Holistic Optimization of Data-Intensive Applications

Seminar | March 7 | 1-2 p.m. | Soda Hall, 430-438 Wozniak Lounge

 Alvin Cheung, Assistant Professor, University of Washington

 Electrical Engineering and Computer Sciences (EECS)

From social networking websites to bank transactions, we interact with data-intensive applications every day. Such applications rely on databases for persistent storage, but the strong separation between the application and the database layer makes it difficult to satisfy end-to-end goals such as performance and correctness. For instance, each large-scale data processing system (e.g., relational databases, Spark, TensorFlow, etc) specializes on different workloads and exposes different domain-specific language or programming interface for applications to utilize. It is very difficult for application developers to decide which system to use for their application, and making the wrong choice will result in drastic performance hit. Building new data processing systems is not easy either, as the lack of tools often results in developers repeating the same work (and bugs!) when building new ones.

In this talk, I will show how examining the programming system and the database management system in tandem allows developers to build data-intensive applications and systems that are both performant and correct. To illustrate, I will discuss three projects: verified lifting, a methodology that enables applications to leverage optimization exposed by different programming interfaces; Cosette, a tool for system developers to validate the correctness of their query transformations; and I will briefly mention Cuttlefish, a system that adaptively chooses among different data operator implementations using machine learning. Using real-world examples, I will show that these tools enable system builders to reason about the correctness of their optimization, and allow orders of magnitude performance improvement while preserving the same programming interface to the developer. Our work is currently being deployed in the industry and has been used by hundreds of students at the University of Washington. To conclude, I will describe how these projects open up new opportunities towards generating application-specific database systems.
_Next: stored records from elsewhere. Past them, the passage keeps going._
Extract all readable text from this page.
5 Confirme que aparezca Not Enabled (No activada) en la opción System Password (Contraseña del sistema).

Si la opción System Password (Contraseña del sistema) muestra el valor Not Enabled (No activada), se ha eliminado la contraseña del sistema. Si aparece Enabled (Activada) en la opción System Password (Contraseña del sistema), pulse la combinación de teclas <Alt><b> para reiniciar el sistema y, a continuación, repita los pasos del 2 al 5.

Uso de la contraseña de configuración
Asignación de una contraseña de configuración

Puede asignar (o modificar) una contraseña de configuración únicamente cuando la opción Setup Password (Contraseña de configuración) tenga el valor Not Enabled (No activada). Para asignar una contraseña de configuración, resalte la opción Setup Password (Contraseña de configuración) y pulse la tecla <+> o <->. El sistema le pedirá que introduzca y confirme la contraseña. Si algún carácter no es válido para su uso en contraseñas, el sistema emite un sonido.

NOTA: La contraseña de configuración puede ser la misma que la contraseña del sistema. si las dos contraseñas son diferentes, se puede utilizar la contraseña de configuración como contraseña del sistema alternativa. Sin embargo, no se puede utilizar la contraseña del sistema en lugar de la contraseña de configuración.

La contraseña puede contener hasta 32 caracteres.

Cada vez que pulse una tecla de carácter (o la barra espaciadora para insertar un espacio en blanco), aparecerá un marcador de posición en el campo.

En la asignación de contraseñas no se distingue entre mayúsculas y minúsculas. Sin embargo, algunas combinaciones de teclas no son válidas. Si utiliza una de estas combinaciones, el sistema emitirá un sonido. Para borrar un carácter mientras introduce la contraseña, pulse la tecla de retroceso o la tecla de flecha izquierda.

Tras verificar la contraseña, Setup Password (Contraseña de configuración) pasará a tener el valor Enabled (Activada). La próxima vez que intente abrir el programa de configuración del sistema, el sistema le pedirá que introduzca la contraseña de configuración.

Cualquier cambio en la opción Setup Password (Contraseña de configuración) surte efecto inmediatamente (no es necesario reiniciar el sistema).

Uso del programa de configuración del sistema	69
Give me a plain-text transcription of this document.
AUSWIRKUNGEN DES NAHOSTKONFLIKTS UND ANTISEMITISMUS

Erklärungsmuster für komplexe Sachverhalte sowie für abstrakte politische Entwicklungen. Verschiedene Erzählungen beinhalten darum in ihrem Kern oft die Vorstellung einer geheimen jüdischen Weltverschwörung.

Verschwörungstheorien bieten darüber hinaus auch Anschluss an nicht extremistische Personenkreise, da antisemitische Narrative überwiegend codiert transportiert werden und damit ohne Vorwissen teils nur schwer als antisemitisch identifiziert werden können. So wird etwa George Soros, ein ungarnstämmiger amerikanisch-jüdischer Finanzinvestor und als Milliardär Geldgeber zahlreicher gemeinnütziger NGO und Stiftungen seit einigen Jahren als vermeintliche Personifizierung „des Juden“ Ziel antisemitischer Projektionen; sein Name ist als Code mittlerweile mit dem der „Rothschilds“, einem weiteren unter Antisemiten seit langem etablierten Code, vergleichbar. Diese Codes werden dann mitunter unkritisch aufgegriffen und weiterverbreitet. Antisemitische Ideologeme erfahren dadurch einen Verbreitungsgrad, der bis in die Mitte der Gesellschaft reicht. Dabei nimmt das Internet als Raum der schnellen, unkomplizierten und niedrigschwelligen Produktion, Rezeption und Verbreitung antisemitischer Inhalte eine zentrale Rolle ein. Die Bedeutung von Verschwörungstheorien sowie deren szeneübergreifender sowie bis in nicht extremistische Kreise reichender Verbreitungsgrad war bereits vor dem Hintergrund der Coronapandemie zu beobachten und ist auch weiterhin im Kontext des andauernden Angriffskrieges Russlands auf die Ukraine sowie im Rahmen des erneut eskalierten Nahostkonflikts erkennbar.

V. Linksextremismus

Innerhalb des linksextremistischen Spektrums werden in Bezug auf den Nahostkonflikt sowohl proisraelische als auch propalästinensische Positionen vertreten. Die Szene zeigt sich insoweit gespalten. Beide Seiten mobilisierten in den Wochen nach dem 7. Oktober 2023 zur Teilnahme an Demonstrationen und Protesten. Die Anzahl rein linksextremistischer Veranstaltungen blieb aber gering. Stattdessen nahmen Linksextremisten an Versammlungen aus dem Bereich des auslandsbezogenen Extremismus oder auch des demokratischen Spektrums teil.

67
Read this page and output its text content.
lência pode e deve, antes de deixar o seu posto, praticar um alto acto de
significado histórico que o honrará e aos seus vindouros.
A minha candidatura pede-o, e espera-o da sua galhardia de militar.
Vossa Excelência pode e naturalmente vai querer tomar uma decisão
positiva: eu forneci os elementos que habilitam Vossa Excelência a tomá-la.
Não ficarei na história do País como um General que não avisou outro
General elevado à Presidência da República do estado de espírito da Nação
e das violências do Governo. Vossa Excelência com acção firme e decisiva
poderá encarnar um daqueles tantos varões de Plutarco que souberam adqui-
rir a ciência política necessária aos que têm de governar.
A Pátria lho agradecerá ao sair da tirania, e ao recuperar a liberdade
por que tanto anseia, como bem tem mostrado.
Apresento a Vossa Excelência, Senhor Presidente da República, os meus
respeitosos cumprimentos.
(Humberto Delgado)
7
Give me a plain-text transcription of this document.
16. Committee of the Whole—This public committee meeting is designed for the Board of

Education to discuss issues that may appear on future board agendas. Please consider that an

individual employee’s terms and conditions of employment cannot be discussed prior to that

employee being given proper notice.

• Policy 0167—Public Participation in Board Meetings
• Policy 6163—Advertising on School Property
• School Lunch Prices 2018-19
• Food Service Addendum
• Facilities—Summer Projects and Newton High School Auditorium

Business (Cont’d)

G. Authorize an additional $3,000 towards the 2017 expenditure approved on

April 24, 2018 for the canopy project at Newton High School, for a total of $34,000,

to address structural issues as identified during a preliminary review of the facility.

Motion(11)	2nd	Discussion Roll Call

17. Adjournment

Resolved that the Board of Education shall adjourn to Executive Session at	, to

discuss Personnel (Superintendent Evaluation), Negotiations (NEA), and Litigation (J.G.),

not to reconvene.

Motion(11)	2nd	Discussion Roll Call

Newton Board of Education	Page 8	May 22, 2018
Alvin Cheung is an assistant professor in the Allen School of Computer Science & Engineering at the University of Washington, affiliated with the programming languages and database research groups. His research focuses on designing new techniques to solve systems and end-user programming problems. Alvin earlier received the George M. Sprowls Award for outstanding dissertation in computer science at MIT. Since joining Washington in 2015, he has received various awards, including the Department of Energy Early Career Research Award and the NSF CAREER Award. He and his students have also won best paper and demo awards at multiple conferences and workshops.